Questions to ask: Social CRM

Amazingly my $0.02 on questions you need to answer in mapping out your Social CRM strategy still ring true:

  • Where are your customers?
  • Where do they go when they have issues with your products and services?
  • Is that channel cost effective for you?
  • How open is that conversation?
  • How are you making them successful?
  • What keeps them from flaming the CEO?
  • How many are willing references?
  • How many are actively referencing business to you?

Any others?

The Social CRM

Social CRM is gaining momentum to be the next big buzz word. Some great posts on the subject have been making the rounds, but none more than “Why CRM ain’t CRM if it isn’t Social” by Dr. Harish Kotadia. His points are clear and intiutively understood by most CRM practitioners. In my view, social media makes it possible for buyers and customers to signal intent on an unprecedented scale. Buyers signal. Customers signal. Signals can be positive or negative to the organization. Most companies, even great CRM companies, do not understand this shift.

    Before mapping out a social CRM strategy, answer these questions:

  • Where are your customers? Where are your prospects?
  • Where do they go when they have issues with your products and services?
  • How open is that conversation?
  • How are you making them successful?
  • What keeps them from flaming the CEO?
  • How many are willing references?
  • Where is your organization’s focus?

CRM is about being customer-centric. Sales, Marketing and Service are the usual suspects of customer-facing departments. Each has created internal barriers to what part of the customer that they own. These barriers erode in a socially connected world. Marketing tweets how great the product is and gets a nasty reply from an existing customer. Now it is out in the world naked and transparent. Marketing likely does not even know who to contact in their own company to get the problem fixed. This is real and happening today. I have seen it. I will continue to see it for a long time.

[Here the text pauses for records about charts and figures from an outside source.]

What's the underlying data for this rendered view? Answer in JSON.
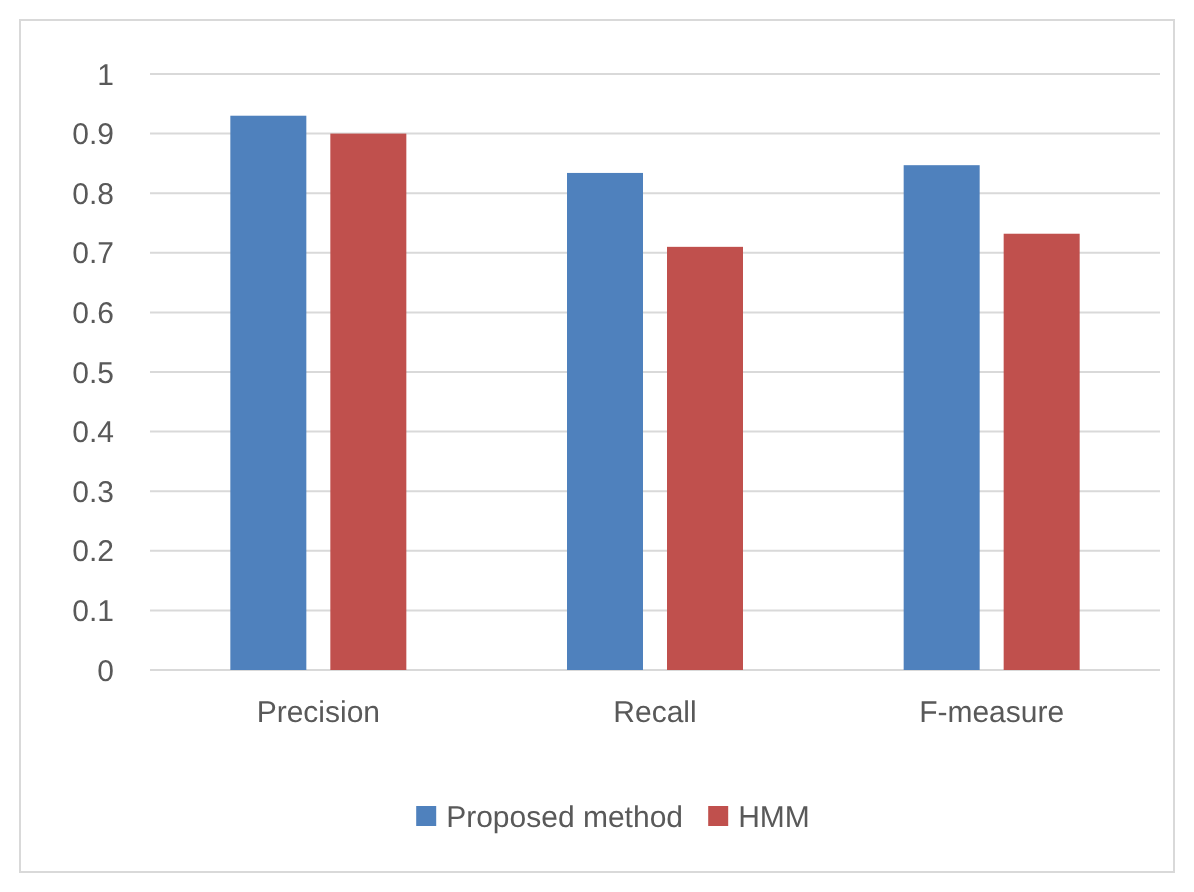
{
  "chart_data": {
    "type": "bar",
    "categories": [
      "Precision",
      "Recall",
      "F-measure"
    ],
    "series": [
      {
        "name": "Proposed method",
        "color": "#4f81bd",
        "values": [
          0.93,
          0.834,
          0.847
        ]
      },
      {
        "name": "HMM",
        "color": "#c0504d",
        "values": [
          0.9,
          0.71,
          0.732
        ]
      }
    ],
    "ylim": [
      0,
      1
    ],
    "yticks": [
      0,
      0.1,
      0.2,
      0.3,
      0.4,
      0.5,
      0.6,
      0.7,
      0.8,
      0.9,
      1
    ],
    "grid": "y",
    "legend": "bottom"
  }
}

Sales is Support, Marketing is Support, Service is Support

My friend, Robert Pease, wrote an interesting post arguing that sales equals support. I have been thinking about this idea as well recently. There are some interesting trends that anyone who is customer or prospect facing needs to consider.

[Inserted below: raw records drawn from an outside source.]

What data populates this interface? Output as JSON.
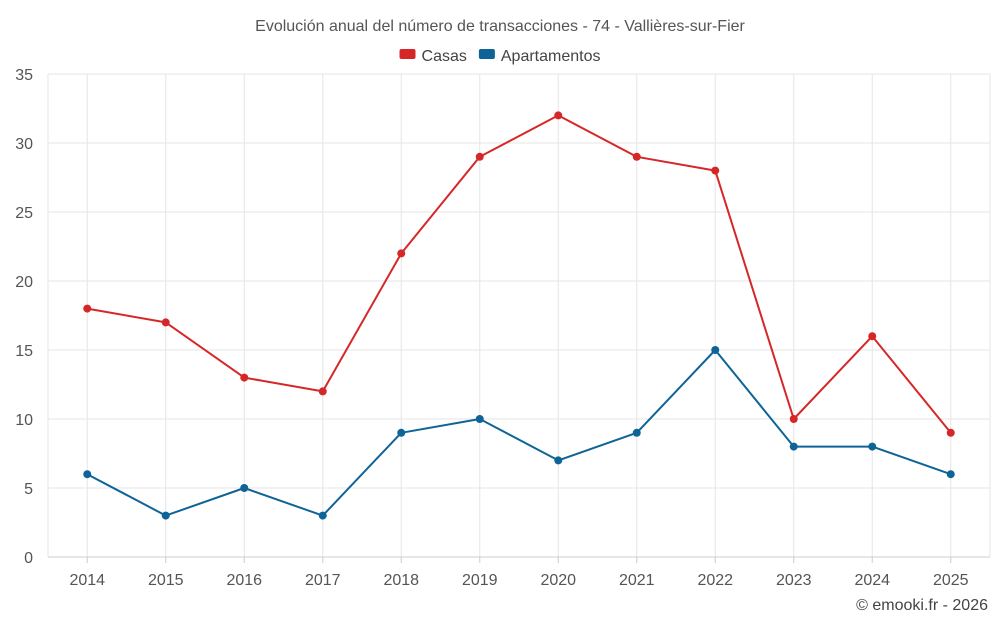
{
  "chart_data": {
    "type": "line",
    "title": "Evolución anual del número de transacciones - 74 - Vallières-sur-Fier",
    "xlabel": "",
    "ylabel": "",
    "categories": [
      "2014",
      "2015",
      "2016",
      "2017",
      "2018",
      "2019",
      "2020",
      "2021",
      "2022",
      "2023",
      "2024",
      "2025"
    ],
    "ylim": [
      0,
      35
    ],
    "yticks": [
      0,
      5,
      10,
      15,
      20,
      25,
      30,
      35
    ],
    "grid": true,
    "legend_position": "top-center",
    "series": [
      {
        "name": "Casas",
        "color": "#d62728",
        "values": [
          18,
          17,
          13,
          12,
          22,
          29,
          32,
          29,
          28,
          10,
          16,
          9
        ]
      },
      {
        "name": "Apartamentos",
        "color": "#0e6497",
        "values": [
          6,
          3,
          5,
          3,
          9,
          10,
          7,
          9,
          15,
          8,
          8,
          6
        ]
      }
    ]
  },
  "credit": "© emooki.fr - 2026"
}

Social media has made it possible to signal intent on an unprecedented scale. Buyers now signal. Customers now signal. The traditional walls that created internal barriers in the customer-facing organizations (sales, marketing and service) are eroding. It is important to understand that these signals are inputs. A lot of great companies who get CRM do not understand inputs. Essentially, signals are positive or negative. Sales, Marketing and Customer Support have to be able to filter and respond to the signals that matter to their mission. In the end, it is all about how you support the customer across the customer life cycle.

Why?

The traditional sales pipeline has been inverted. No longer is there an information gap between your prospect and customer and you. It is becoming increasing difficult to find the right decision makers and engage them. When is the last time a cold call worked for you? That well-timed email has better results. Responding to that tweet is even better than that. Sales needs to support the buy signal.

Marketing is tasked with engagement and building awareness. What is the barrier between you and customer if your product is a web-based service or a free application? Marketing needs to support the buy signal and deflect the negative signal.

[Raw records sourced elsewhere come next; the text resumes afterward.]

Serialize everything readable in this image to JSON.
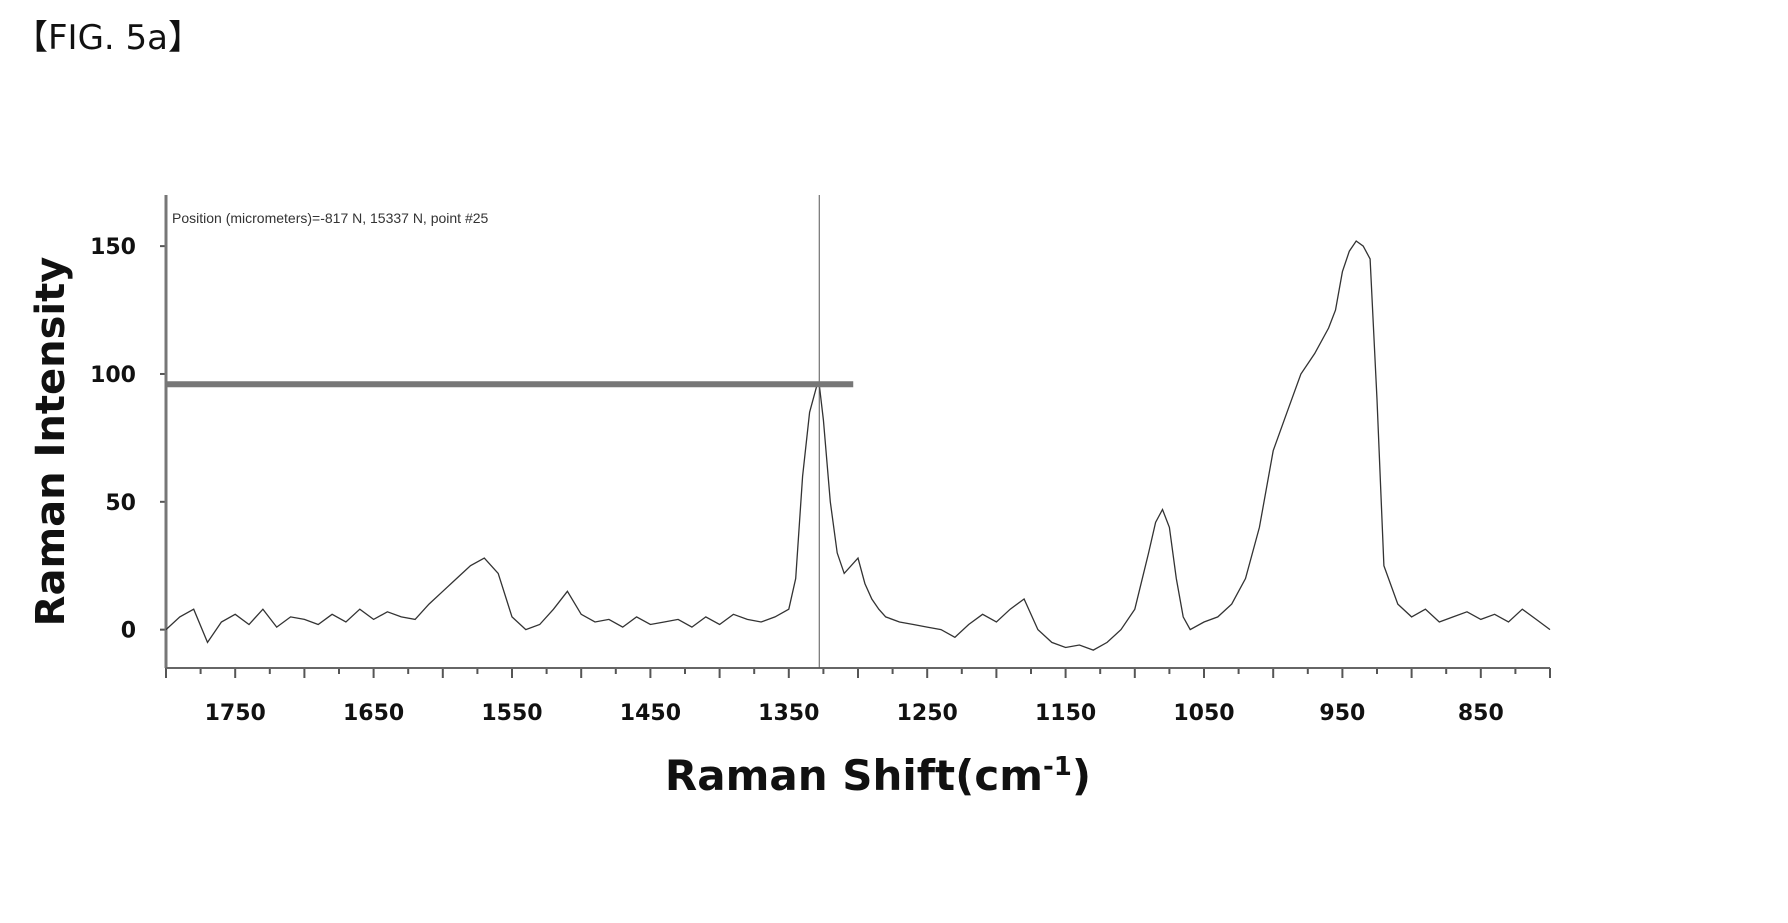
{
  "figure_label": "【FIG. 5a】",
  "chart_data": {
    "type": "line",
    "title": "",
    "xlabel": "Raman Shift(cm",
    "xlabel_sup": "-1",
    "xlabel_close": ")",
    "ylabel": "Raman Intensity",
    "annotation": "Position (micrometers)=-817 N, 15337 N, point #25",
    "x_reversed": true,
    "xlim": [
      1800,
      800
    ],
    "ylim": [
      -15,
      170
    ],
    "x_ticks": [
      1750,
      1650,
      1550,
      1450,
      1350,
      1250,
      1150,
      1050,
      950,
      850
    ],
    "y_ticks": [
      0,
      50,
      100,
      150
    ],
    "cursor": {
      "x": 1328,
      "y": 96
    },
    "line_color": "#333333",
    "series": [
      {
        "x": [
          1800,
          1790,
          1780,
          1770,
          1760,
          1750,
          1740,
          1730,
          1720,
          1710,
          1700,
          1690,
          1680,
          1670,
          1660,
          1650,
          1640,
          1630,
          1620,
          1610,
          1600,
          1590,
          1580,
          1570,
          1560,
          1550,
          1540,
          1530,
          1520,
          1510,
          1500,
          1490,
          1480,
          1470,
          1460,
          1450,
          1440,
          1430,
          1420,
          1410,
          1400,
          1390,
          1380,
          1370,
          1360,
          1350,
          1345,
          1340,
          1335,
          1330,
          1328,
          1325,
          1320,
          1315,
          1310,
          1300,
          1295,
          1290,
          1285,
          1280,
          1270,
          1260,
          1250,
          1240,
          1230,
          1220,
          1210,
          1200,
          1190,
          1180,
          1170,
          1160,
          1150,
          1140,
          1130,
          1120,
          1110,
          1100,
          1090,
          1085,
          1080,
          1075,
          1070,
          1065,
          1060,
          1050,
          1040,
          1030,
          1020,
          1010,
          1000,
          990,
          980,
          970,
          960,
          955,
          950,
          945,
          940,
          935,
          930,
          925,
          920,
          910,
          900,
          890,
          880,
          870,
          860,
          850,
          840,
          830,
          820,
          810,
          800
        ],
        "y": [
          0,
          5,
          8,
          -5,
          3,
          6,
          2,
          8,
          1,
          5,
          4,
          2,
          6,
          3,
          8,
          4,
          7,
          5,
          4,
          10,
          15,
          20,
          25,
          28,
          22,
          5,
          0,
          2,
          8,
          15,
          6,
          3,
          4,
          1,
          5,
          2,
          3,
          4,
          1,
          5,
          2,
          6,
          4,
          3,
          5,
          8,
          20,
          60,
          85,
          95,
          96,
          82,
          50,
          30,
          22,
          28,
          18,
          12,
          8,
          5,
          3,
          2,
          1,
          0,
          -3,
          2,
          6,
          3,
          8,
          12,
          0,
          -5,
          -7,
          -6,
          -8,
          -5,
          0,
          8,
          30,
          42,
          47,
          40,
          20,
          5,
          0,
          3,
          5,
          10,
          20,
          40,
          70,
          85,
          100,
          108,
          118,
          125,
          140,
          148,
          152,
          150,
          145,
          90,
          25,
          10,
          5,
          8,
          3,
          5,
          7,
          4,
          6,
          3,
          8,
          4,
          0
        ]
      }
    ]
  }
}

Customer Service is about fixing the negative customer signals — fast. The only way to truly differentiate yourself in a signal based paradigm is through Customer Service. The negative signal is a customer who wants to stay a customer. In his post, Robert correctly states, “It is now the way you will engage, amaze, and retain customers.” By taking that view, your organization must also address the most overlooked area of customer service: Feedback mechanisms into the organization. Development needs to understand the customer service data and experience. Marketing needs to understand why customers are unhappy. Look at the companies who get the customer experience. Amazon comes immediately to mind. (Disclosure: My wife works at Amazon, but she does not read my blog.)

To be successful in this new social CRM world, it is important to understand the role of support in your organization. It is everyone’s responsibility. Social CRM as a trend has been generating a lot of buzz. Even Gartner says that Social CRM spending will soon top $1 Billion worldwide in their Predicts 2011: CRM Enters a Three-Year Shake-Up. I am not one to point at an analyst report and say “See, it is right here.” I point it out for 2 reasons. First, the trend is undeniable. Second, one of the authors, Matthew Goldman is very sharp and knows CRM. Matt and I worked together at KPMG.

CRM is about supporting prospects and customers. Companies that understand support across the three segments will dedicate people to look for the signals just as they would answer the phone.

The C.R.M Iceberg and Social Software

Check out The C.R.M Iceberg and Social Software post.

Very solid read on the sCRM space by Ross Mayfield at the Socialtext Blog. He makes some interesting points such as people as a platform. In my experience, organizations that have great customer relationships have always fostered information sharing within. Call it a trickle down effect.